Tutte queste strategie sono utili perché permettono di ottenere un agrosistema resiliente, ovvero un sistema in grado di sopportare avversità climatiche e riprendersi da esse, perché si sono sviluppate reti di interazioni e meccanismi naturali che lo hanno reso più indipendente e resistente. Recuperando il legame con la terra si capisce il suo funzionamento e ci si allontana da pratiche recenti come quelle della monocultura - applicata anche nelle coltivazioni biologiche - che aumenta la vulnerabilità e il rischio di perdite significative. In caso di siccità, per esempio, un sistema agricolo complesso ha più materia organica e più umidità del suolo; è quindi meno esposto ai rischi legati alla carenza d’acqua.
Un altro esempio di sistema agricolo resiliente è quello di Ersnt Götsch, agricoltore svizzero che agli inizi degli anni Ottanta si è trasferito in Brasile per recuperare una superficie rovinata e apparentemente senza speranze di tornare ad essere coltivata.

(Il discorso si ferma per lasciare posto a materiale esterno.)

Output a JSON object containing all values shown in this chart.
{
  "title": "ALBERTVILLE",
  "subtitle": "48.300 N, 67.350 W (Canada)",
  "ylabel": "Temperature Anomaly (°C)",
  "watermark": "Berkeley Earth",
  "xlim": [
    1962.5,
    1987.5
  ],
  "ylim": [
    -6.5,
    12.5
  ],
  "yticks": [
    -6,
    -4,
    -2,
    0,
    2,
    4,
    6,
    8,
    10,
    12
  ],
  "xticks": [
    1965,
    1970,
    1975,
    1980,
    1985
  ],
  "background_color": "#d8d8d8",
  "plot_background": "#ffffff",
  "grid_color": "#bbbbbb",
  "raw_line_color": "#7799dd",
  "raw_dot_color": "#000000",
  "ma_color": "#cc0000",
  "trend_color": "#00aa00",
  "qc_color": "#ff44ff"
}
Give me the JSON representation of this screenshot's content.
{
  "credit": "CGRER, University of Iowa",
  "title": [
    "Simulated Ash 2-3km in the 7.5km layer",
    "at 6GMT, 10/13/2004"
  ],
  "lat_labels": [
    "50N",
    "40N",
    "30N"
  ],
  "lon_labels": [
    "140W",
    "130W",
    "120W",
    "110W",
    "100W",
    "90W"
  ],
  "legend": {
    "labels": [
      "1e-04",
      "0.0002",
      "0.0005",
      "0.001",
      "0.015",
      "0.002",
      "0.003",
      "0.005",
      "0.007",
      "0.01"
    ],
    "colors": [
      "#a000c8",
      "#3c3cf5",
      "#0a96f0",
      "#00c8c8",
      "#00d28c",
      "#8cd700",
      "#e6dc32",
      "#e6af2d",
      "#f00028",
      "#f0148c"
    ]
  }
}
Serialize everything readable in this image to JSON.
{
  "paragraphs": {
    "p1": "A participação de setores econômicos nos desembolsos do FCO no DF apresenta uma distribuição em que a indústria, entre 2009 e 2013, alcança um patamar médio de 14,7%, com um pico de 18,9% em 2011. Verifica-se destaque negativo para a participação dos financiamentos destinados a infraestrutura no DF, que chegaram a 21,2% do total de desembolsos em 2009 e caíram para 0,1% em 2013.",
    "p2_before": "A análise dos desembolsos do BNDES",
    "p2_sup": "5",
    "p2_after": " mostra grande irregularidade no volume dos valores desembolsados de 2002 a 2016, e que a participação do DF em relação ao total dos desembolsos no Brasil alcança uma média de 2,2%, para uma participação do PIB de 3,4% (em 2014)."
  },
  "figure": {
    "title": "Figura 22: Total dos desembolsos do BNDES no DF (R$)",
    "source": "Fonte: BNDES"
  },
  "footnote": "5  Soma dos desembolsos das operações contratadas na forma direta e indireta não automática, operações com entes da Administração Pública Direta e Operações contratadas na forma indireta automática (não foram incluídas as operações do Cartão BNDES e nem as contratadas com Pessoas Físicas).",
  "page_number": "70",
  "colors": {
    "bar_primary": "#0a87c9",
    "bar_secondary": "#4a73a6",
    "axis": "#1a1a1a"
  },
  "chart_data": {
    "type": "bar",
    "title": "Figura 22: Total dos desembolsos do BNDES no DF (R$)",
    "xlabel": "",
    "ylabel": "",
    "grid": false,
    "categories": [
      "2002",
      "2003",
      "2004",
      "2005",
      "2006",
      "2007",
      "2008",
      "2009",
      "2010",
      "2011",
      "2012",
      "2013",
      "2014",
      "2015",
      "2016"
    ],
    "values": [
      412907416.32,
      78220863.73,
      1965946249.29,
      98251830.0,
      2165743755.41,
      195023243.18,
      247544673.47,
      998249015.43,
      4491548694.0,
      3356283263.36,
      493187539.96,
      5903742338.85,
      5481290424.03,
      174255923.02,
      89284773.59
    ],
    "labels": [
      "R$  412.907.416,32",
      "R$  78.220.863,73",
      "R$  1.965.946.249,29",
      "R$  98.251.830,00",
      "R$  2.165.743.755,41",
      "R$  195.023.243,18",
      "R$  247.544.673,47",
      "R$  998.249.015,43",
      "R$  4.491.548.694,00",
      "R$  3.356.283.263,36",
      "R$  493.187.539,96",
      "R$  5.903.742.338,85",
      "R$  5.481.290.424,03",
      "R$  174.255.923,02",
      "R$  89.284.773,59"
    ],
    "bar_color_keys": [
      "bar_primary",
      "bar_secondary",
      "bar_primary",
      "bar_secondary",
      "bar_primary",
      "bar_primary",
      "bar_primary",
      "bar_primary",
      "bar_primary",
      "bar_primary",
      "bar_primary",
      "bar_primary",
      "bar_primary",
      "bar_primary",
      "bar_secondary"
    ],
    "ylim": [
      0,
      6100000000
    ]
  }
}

Studiando il territorio e piantando diverse varietà di piante, è riuscito a rendere di nuovo il suolo fertile e rigenerare la vegetazione. Grazie all’introduzione di alberi e arbusti si è creata così tanta evaporazione che la pioggia non mancava mai nella sua zona, mentre intorno a lui c’erano siccità e altre malattie.

5. Interdisciplinarità

Come già accennato, l’agroecologia non si limita alle scienze naturali – come ecologia e agronomia - ma ingloba diverse discipline per ottenere un approccio più olistico all’agricoltura. Studia anche gli impatti sociali ed economici delle pratiche agricole, ad esempio l’accesso alle risorse e le dinamiche tra le comunità rurali. Si interroga anche sulla nutrizione nella produzione alimentare e sull’efficienza economica delle nuove tecniche. Non a caso, infatti, l’agroecologia ha iniziato negli anni Sessanta-Settanta ad aprirsi ad altre discipline, quando alcune trasformazioni agricole avevano portato forti aumenti di produttività ma profonde diseguaglianze sociali.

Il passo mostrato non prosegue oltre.